Image size is torch.Size([128, 3, 32, 32]). Task: [0] Epoch: [123] [ 0/194] eta: 0:01:51 lr: 0.000101 loss: 0.7097 (0.7097) time: 0.5759 data: 0.3890 max mem: 3384 Task: [0] Epoch: [123] [ 10/194] eta: 0:00:40 lr: 0.000101 loss: 0.2805 (0.3522) time: 0.2174 data: 0.0355 max mem: 3384 Task: [0] Epoch: [123] [ 20/194] eta: 0:00:34 lr: 0.000101 loss: 0.2095 (0.2725) time: 0.1815 data: 0.0001 max mem: 3384 Task: [0] Epoch: [123] [ 30/194] eta: 0:00:31 lr: 0.000101 loss: 0.1528 (0.2306) time: 0.1815 data: 0.0001 max mem: 3384 Task: [0] Epoch: [123] [ 40/194] eta: 0:00:29 lr: 0.000101 loss: 0.1328 (0.2045) time: 0.1815 data: 0.0001 max mem: 3384 Task: [0] Epoch: [123] [ 50/194] eta: 0:00:27 lr: 0.000101 loss: 0.1205 (0.1872) time: 0.1815 data: 0.0001 max mem: 3384 Task: [0] Epoch: [123] [ 60/194] eta: 0:00:25 lr: 0.000101 loss: 0.1105 (0.1741) time: 0.1815 data: 0.0001 max mem: 3384 Task: [0] Epoch: [123] [ 70/194] eta: 0:00:23 lr: 0.000101 loss: 0.1052 (0.1645) time: 0.1816 data: 0.0001 max mem: 3384 Task: [0] Epoch: [123] [ 80/194] eta: 0:00:21 lr: 0.000101 loss: 0.1048 (0.1573) time: 0.1815 data: 0.0001 max mem: 3384 Task: [0] Epoch: [123] [ 90/194] eta: 0:00:19 lr: 0.000101 loss: 0.1038 (0.1513) time: 0.1814 data: 0.0001 max mem: 3384 Task: [0] Epoch: [123] Total time: 0:00:18 (0.0931 s / it) Averaged stats: lr: 0.000101 loss: 0.1039 (0.1483)
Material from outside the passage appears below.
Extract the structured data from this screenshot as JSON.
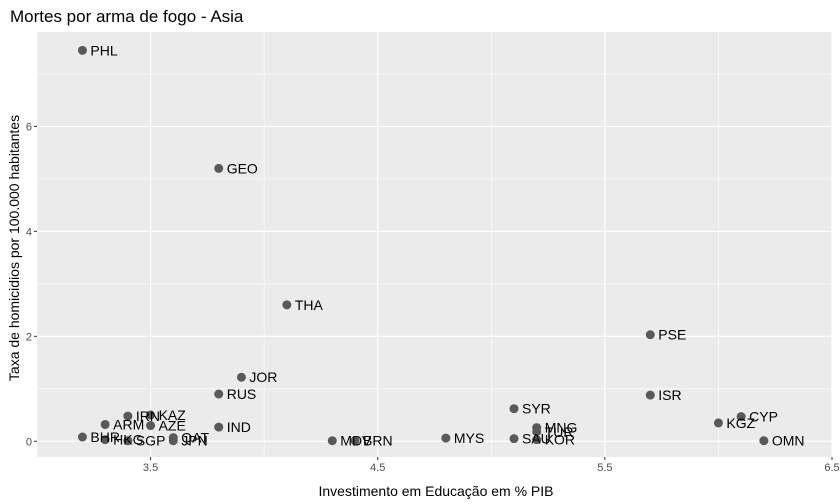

Can you give me some advice? Thank you very much!

915067906 commented 2 months ago

I found the same problem, it seems that the code given by the author needs to load the pre-trained model

scok30 commented 2 months ago

Thank you for your interest in our work. To improve the usability of our code, we will integrate it into the widely used non-exemplar class-incremental learning repository within the next two weeks. We hope this will address your concerns. Please be patient, and thank you.